A research team led by Professor Seungbum Hong from the Department of Materials Science and Engineering has succeeded in developing an imaging technique for identifying the distribution of components in battery electrodes using atomic force microscopy. This technology is expected to facilitate the design process of solid-state batteries and lay the foundation for innovation in manufacturing processes of other electrochemical materials. The study was published in ACS Applied Energy Materials on April 27.

A solid-state battery utilizes solid electrodes and electrolytes instead of the liquid or polymer gel electrolytes found in conventional lithium-ion batteries, which tend to exhibit a high probability of ignition due to shock or pressure and vulnerability to prolonged charging station demand. On the other hand, solid-state batteries offer better safety and wider electrochemical stability, so they are often cited as the future of rechargeable battery technology.

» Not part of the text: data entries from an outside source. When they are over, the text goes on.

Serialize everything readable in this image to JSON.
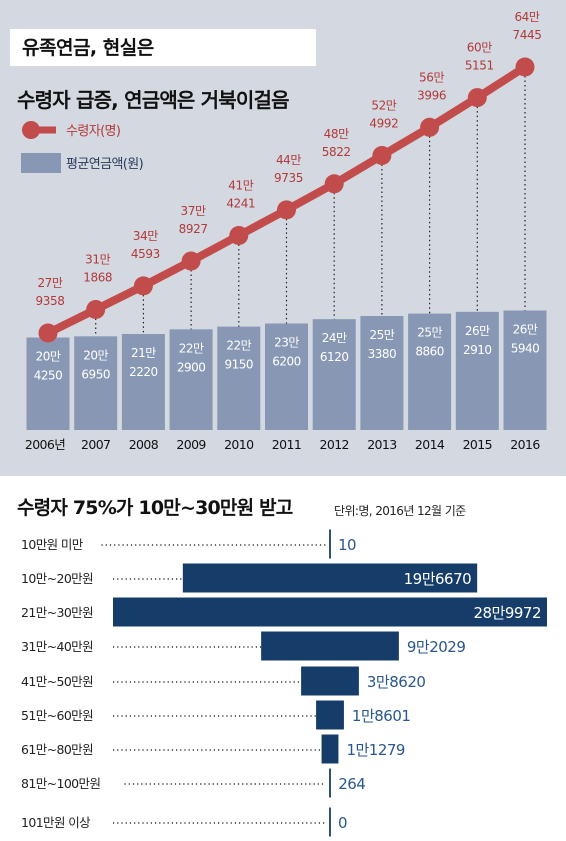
{
  "header": {
    "title": "유족연금, 현실은"
  },
  "colors": {
    "line": "#c24b4b",
    "line_text": "#b23a3a",
    "bar": "#8797b4",
    "hbar": "#163d6a",
    "hbar_text_out": "#2a578d"
  },
  "chart_data": [
    {
      "type": "bar",
      "title": "수령자 급증, 연금액은 거북이걸음",
      "categories": [
        "2006년",
        "2007",
        "2008",
        "2009",
        "2010",
        "2011",
        "2012",
        "2013",
        "2014",
        "2015",
        "2016"
      ],
      "legend": [
        {
          "name": "수령자(명)",
          "kind": "line"
        },
        {
          "name": "평균연금액(원)",
          "kind": "bar"
        }
      ],
      "series": [
        {
          "name": "평균연금액(원)",
          "type": "bar",
          "values": [
            204250,
            206950,
            212220,
            222900,
            229150,
            236200,
            246120,
            253380,
            258860,
            262910,
            265940
          ],
          "labels": [
            [
              "20만",
              "4250"
            ],
            [
              "20만",
              "6950"
            ],
            [
              "21만",
              "2220"
            ],
            [
              "22만",
              "2900"
            ],
            [
              "22만",
              "9150"
            ],
            [
              "23만",
              "6200"
            ],
            [
              "24만",
              "6120"
            ],
            [
              "25만",
              "3380"
            ],
            [
              "25만",
              "8860"
            ],
            [
              "26만",
              "2910"
            ],
            [
              "26만",
              "5940"
            ]
          ]
        },
        {
          "name": "수령자(명)",
          "type": "line",
          "values": [
            279358,
            311868,
            344593,
            378927,
            414241,
            449735,
            485822,
            524992,
            563996,
            605151,
            647445
          ],
          "labels": [
            [
              "27만",
              "9358"
            ],
            [
              "31만",
              "1868"
            ],
            [
              "34만",
              "4593"
            ],
            [
              "37만",
              "8927"
            ],
            [
              "41만",
              "4241"
            ],
            [
              "44만",
              "9735"
            ],
            [
              "48만",
              "5822"
            ],
            [
              "52만",
              "4992"
            ],
            [
              "56만",
              "3996"
            ],
            [
              "60만",
              "5151"
            ],
            [
              "64만",
              "7445"
            ]
          ]
        }
      ]
    },
    {
      "type": "bar",
      "orientation": "horizontal",
      "title": "수령자 75%가 10만~30만원 받고",
      "note": "단위:명, 2016년 12월 기준",
      "categories": [
        "10만원 미만",
        "10만~20만원",
        "21만~30만원",
        "31만~40만원",
        "41만~50만원",
        "51만~60만원",
        "61만~80만원",
        "81만~100만원",
        "101만원 이상"
      ],
      "values": [
        10,
        196670,
        289972,
        92029,
        38620,
        18601,
        11279,
        264,
        0
      ],
      "labels": [
        "10",
        "19만6670",
        "28만9972",
        "9만2029",
        "3만8620",
        "1만8601",
        "1만1279",
        "264",
        "0"
      ]
    }
  ]
}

Nonetheless, this type of battery still has shortcomings, such as limited electrical conductivity, insufficient contact areas, and high interfacial resistance between the electrode and solid electrolyte. Studies have been conducted on composite electrodes using lithium ion conducting additives to provide ion conductive paths at the interface, thereby increasing the overall ionic conductivity. However, there is a need for the development of proper methods to distinguish and analyze the ionic behaviors of the separate components of such electrodes on a microscopic scale, in order to reach a significant increase in battery performance.

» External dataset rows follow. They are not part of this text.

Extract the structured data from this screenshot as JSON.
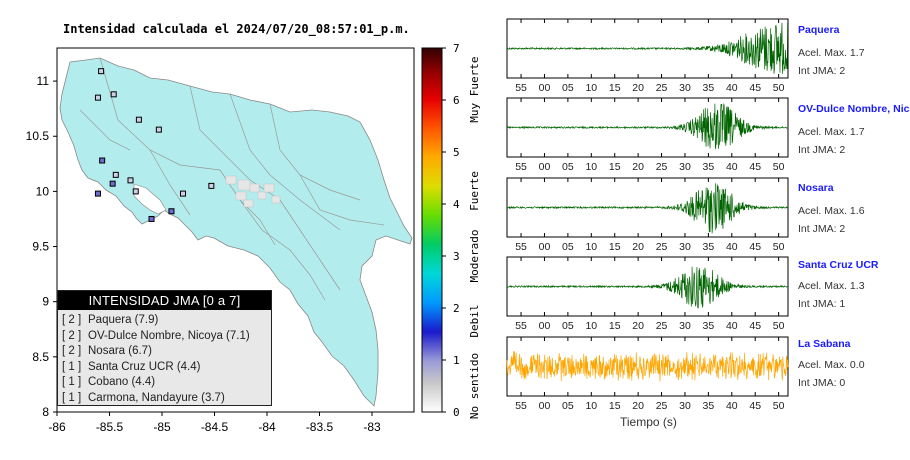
{
  "map": {
    "title": "Intensidad calculada el 2024/07/20_08:57:01_p.m.",
    "x_ticks": [
      "-86",
      "-85.5",
      "-85",
      "-84.5",
      "-84",
      "-83.5",
      "-83"
    ],
    "y_ticks": [
      "11",
      "10.5",
      "10",
      "9.5",
      "9",
      "8.5",
      "8"
    ],
    "land_color": "#b3ecec",
    "stations": [
      {
        "lon": -85.58,
        "lat": 11.09,
        "level": 1
      },
      {
        "lon": -85.61,
        "lat": 10.85,
        "level": 1
      },
      {
        "lon": -85.46,
        "lat": 10.88,
        "level": 1
      },
      {
        "lon": -85.22,
        "lat": 10.65,
        "level": 1
      },
      {
        "lon": -85.03,
        "lat": 10.56,
        "level": 1
      },
      {
        "lon": -85.57,
        "lat": 10.28,
        "level": 2
      },
      {
        "lon": -85.44,
        "lat": 10.15,
        "level": 1
      },
      {
        "lon": -85.47,
        "lat": 10.07,
        "level": 2
      },
      {
        "lon": -85.3,
        "lat": 10.1,
        "level": 1
      },
      {
        "lon": -85.61,
        "lat": 9.98,
        "level": 2
      },
      {
        "lon": -85.25,
        "lat": 10.0,
        "level": 1
      },
      {
        "lon": -85.1,
        "lat": 9.75,
        "level": 2
      },
      {
        "lon": -84.91,
        "lat": 9.82,
        "level": 2
      },
      {
        "lon": -84.8,
        "lat": 9.98,
        "level": 1
      },
      {
        "lon": -84.53,
        "lat": 10.05,
        "level": 1
      }
    ]
  },
  "colorbar": {
    "ticks": [
      "0",
      "1",
      "2",
      "3",
      "4",
      "5",
      "6",
      "7"
    ],
    "categories": [
      "No sentido",
      "Debil",
      "Moderado",
      "Fuerte",
      "Muy Fuerte"
    ]
  },
  "legend": {
    "title": "INTENSIDAD JMA [0 a 7]",
    "rows": [
      {
        "level": "[ 2 ]",
        "name": "Paquera (7.9)"
      },
      {
        "level": "[ 2 ]",
        "name": "OV-Dulce Nombre, Nicoya (7.1)"
      },
      {
        "level": "[ 2 ]",
        "name": "Nosara (6.7)"
      },
      {
        "level": "[ 1 ]",
        "name": "Santa Cruz UCR (4.4)"
      },
      {
        "level": "[ 1 ]",
        "name": "Cobano (4.4)"
      },
      {
        "level": "[ 1 ]",
        "name": "Carmona, Nandayure (3.7)"
      }
    ]
  },
  "seismograms": {
    "time_ticks": [
      "55",
      "00",
      "05",
      "10",
      "15",
      "20",
      "25",
      "30",
      "35",
      "40",
      "45",
      "50"
    ],
    "xlabel": "Tiempo (s)",
    "stations": [
      {
        "name": "Paquera",
        "accel": "Acel. Max. 1.7",
        "jma": "Int JMA: 2",
        "color": "#006400",
        "center": 50,
        "width": 9,
        "amp": 1.0
      },
      {
        "name": "OV-Dulce Nombre, Nicoya",
        "accel": "Acel. Max. 1.7",
        "jma": "Int JMA: 2",
        "color": "#006400",
        "center": 37,
        "width": 5,
        "amp": 0.95
      },
      {
        "name": "Nosara",
        "accel": "Acel. Max. 1.6",
        "jma": "Int JMA: 2",
        "color": "#006400",
        "center": 36,
        "width": 5,
        "amp": 0.95
      },
      {
        "name": "Santa Cruz UCR",
        "accel": "Acel. Max. 1.3",
        "jma": "Int JMA: 1",
        "color": "#006400",
        "center": 33,
        "width": 5,
        "amp": 0.85
      },
      {
        "name": "La Sabana",
        "accel": "Acel. Max. 0.0",
        "jma": "Int JMA: 0",
        "color": "#ffa500",
        "center": -1,
        "width": 0,
        "amp": 0.6
      }
    ]
  }
}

Professor Seungbum Hong’s team utilized a combination of multiscale electrochemical strain microscopy (ESM) and lateral force microscopy (LFM) analysis on composite anodes in ambient conditions. The team explored ESM amplitude/phase and LFM’s friction force dependence on the AC drive voltage and the tip loading force and used their sensitivities to mark each component in the composite anode.

Unlike other analysis methods currently in use, this method provides higher spatial and intensity resolution for detected signals, allowing it to identify distinct components of the composite anode and simultaneously measure their properties. The method also offers the advantage of 3D surface morphology information on the components.